I've noticed that Twitter will translate Hindi written in Roman characters, which is certainly common on the internet, but I'd think given (AFAIK) there's no formal standard for it it'd be hard to get good data to feed into an AI. Or is it enough of a 1-1 transliteration that all you need to do is encode the Roman->Devanagari rules and that'll work nearly 100% of the time?
The challenge isn’t with the script - it’s with lack of acceptable technical vocabulary in Hindi/English.
Video works because Hinglish is how tech-talk in (many, not all) companies works.
But you’d never see a technical doc in any of the these companies in Hindi, because you can’t even translate simple terms like Server or package-management. Even if you find acceptable translations, they aren’t immediately obvious, because nobody has heard them before.
In a Python video, you might hear: “मेरा code requests library से Google server को HTTP request भेजता हैं” (My code uses the requests library to send HTTP requests to Google”.
It works on video, but it doesn’t on text because nobody is used to reading this in Hindi in the first place.
So if I understand correctly, Latin characters aren't used for loanwords like this in written text?
When I was young I used to play some MSX games in Japanese, the language doesn't really matter for a lot of these 1980s games, and you would frequently see English words and terms written in Latin characters used all over the place.
Why won't this work for Hindi? Are people not familiar with these characters? Or is there just no tradition of doing so?
> So if I understand correctly, Latin characters aren't used for loanwords like this in written text?
It happens in casual text - WhatsApp forwards, SMS messages. But for official writing - you pick a language and stick to it, as much as possible. This made more than a few notices impossibly hard to read when I was in college, because the Hindi felt archaic, even if it wasn't.
Other countries had a rich culture of research and scientific literature published in native languages. India never got that to a national scale, because India has hundreds of languages[0] so any efforts were local. A paper published in Tamil would be unreadable by folks a hundred miles away, so English became the technical lingua-franca of the nation (The colonial imposition didn't help either).
When a developer searches stack-overflow for an answer, english works better because it serves all developers in India.
[0]: India scores 0.914 on the Linguistic diversity Index, which ranges from 0 (everyone has the same mother tongue) to 1 (no two people have the same mother tongue)
I think English is the lingua franca of science and computing pretty much anywhere now? Just as Latin was in the past? Newton didn't publish in English, but in Latin, as did most people of his day.
In Dutch, I would just say "de server is kapot" ("the server is broken"). There is no attempt to translate words like "server" to Dutch. You see the same in Indonesian (standard Indonesian, Bahasa, there are many Indonesian languages) where these kind of words are just copied ad-verbatim from either English or (for older words) Dutch. For many technical terms in the IT world there are no "Dutch words": just the English ones. The exceptions seem to be the ones where there are Dutch words that are close enough to the English ones ("function" → "functie", "variables" → "variabelen"). Both languages having similar Germanic roots with Latin/Greek influences helps I suppose.

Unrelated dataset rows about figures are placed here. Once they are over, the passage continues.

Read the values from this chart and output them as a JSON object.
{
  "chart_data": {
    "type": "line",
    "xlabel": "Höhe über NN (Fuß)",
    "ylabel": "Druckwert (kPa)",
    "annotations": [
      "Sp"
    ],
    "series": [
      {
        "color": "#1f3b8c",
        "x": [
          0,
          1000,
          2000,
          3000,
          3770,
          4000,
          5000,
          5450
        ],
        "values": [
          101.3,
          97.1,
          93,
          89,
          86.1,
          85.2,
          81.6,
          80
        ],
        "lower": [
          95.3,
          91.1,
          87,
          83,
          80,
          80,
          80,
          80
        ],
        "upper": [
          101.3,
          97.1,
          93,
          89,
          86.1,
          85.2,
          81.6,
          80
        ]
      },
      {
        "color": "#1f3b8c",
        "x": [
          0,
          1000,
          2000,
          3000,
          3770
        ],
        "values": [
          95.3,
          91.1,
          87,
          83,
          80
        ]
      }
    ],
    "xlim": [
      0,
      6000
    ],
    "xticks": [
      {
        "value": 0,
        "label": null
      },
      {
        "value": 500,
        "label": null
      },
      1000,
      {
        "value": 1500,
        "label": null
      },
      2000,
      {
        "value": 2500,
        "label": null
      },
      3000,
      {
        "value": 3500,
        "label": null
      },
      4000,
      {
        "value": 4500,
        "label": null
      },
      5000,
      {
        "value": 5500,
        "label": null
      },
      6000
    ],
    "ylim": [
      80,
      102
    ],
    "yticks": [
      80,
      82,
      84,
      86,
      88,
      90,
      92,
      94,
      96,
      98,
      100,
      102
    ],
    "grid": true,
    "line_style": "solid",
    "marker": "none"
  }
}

And in those cases all the languages use the same Latin script, so it's easier to include loanwords and technical terms.
So it seems to me, unless I'm misunderstanding something, that it's at least partly an issue of script translations? Adopting the example someone else posted, why shouldn't "नमस्ते आप कैसे हैं? मेरा server ओली हूँ" be considered acceptable Hindi?
It depends a bit on the person and word, but for most technical terms I'd say it's quite close to the English (other loanwords: a bit less so; my favourite example is "halve zool" ("half sole") which is a way to call someone a fool or idiot; which is adapted from the Britsh "arsehole").
> We all know how Dutch people like to pronounce their Gs :)
This depends on the regional accent; the south (and Belgium) has a "soft G", whereas the north (including Amsterdam, for example) has a "hard G".
That does happen, a common word for 'school' is स्कूल ('skūl') for example.
It's just that another phenomenon is the alphabeticising of Hindi (as in actually Hindi words) like 'namaste aap kaise hain? Mera naam Ollie hoon' (IAST āp, nām, olī, and hūñ) is a contrived sentence but the sort of thing someone might text if they didn't have the keyboard for नमस्ते आप कैसे हैं? मेरा नाम ओली हूँ or whatever reason.
The standard is IAST - but colloquially people don't use it, preferring a more Anglophone phonetic approximation (since English literacy is high) so you get 'aloo' instead of 'alū' (potato) and 'jeera' instead of 'jīra' (cumin), for example.
It's quite annoying as a learner, since it can make it difficult to map back to devnagārī (resp. devnagari) to look up a new word, for example. (It's almost entirely true to say that devnagārī script is phonetic, so if you write कुछ and I don't know the word, I know how to pronounce it without knowing what it means, and can ask someone or look it up, which is a great feature that English of course doesn't have at all, and while Hindi phonetic approximation in the alphabet might get closer, it's still non-standard and different typers will spell words differently.)